Daemon's health changed too. The stabilization of my power reflected in his health. Color returned to his face. Only a smalldark spot resembling a birthmark remained under the base of his palm, and he no longer needed to wear a glove on his left hand. He moved with more strength, no longer carrying the rigidity he had when I first met him.

As I learned control, the accidental drain on his life force diminished. We were still connected, still racing against an impossible timeline, but the immediate crisis had stepped back from the edge.

Which meant we could focus on learning how to actually fight.

"Distance," Lyralei said, standing across from me on the training grounds, "is an illusion the Veil maintains to keep dimensions separate. When you manipulate that illusion, space becomes negotiable."

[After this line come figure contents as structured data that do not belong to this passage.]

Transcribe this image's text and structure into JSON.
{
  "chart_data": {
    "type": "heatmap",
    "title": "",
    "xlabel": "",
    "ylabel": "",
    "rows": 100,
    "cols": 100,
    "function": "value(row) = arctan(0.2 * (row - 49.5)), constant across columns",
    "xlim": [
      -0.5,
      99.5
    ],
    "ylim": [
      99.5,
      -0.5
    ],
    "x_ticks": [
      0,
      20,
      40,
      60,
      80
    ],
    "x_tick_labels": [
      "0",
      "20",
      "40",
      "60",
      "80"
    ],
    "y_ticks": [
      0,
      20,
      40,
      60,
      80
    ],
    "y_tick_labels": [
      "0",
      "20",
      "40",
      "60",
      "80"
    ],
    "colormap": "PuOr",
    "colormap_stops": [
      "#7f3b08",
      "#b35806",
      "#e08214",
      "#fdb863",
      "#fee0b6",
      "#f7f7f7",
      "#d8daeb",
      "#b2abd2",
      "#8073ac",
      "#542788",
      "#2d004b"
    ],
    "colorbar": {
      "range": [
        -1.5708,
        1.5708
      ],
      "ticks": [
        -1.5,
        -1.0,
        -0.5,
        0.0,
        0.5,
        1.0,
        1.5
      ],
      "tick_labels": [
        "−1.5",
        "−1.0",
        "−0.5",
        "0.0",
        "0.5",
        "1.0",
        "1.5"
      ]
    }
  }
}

I'd watched Daemon shadow-walk. The night I ran away from him, I saw him step through darkness and emerge right in front of me. However, what Lyralei taught was something else entirely.

"The Veil exists between places as much as between dimensions," she continued. "Your mother could compress the distance between two points until they overlapped. She once brought an entire company of allied soldiers three hundred miles in an eyeblink to defend fleeing Fae. This was something she excelled at. Although I can do this too, Lyanna was always a natural at this aspect of the Veil’s powers. It’s part of the reason why she was the one to operate outside of Vaelthorne."

"How can I learn this power?"

"By understanding that distance only exists because the Veil keeps it in place. The Veil is the fence that keeps distance separate, but Veil-touched magic can rewrite the rules. Teleportation is an advanced manipulation of this principle. We start small." She gestured, and the air between us rippled. "Watch."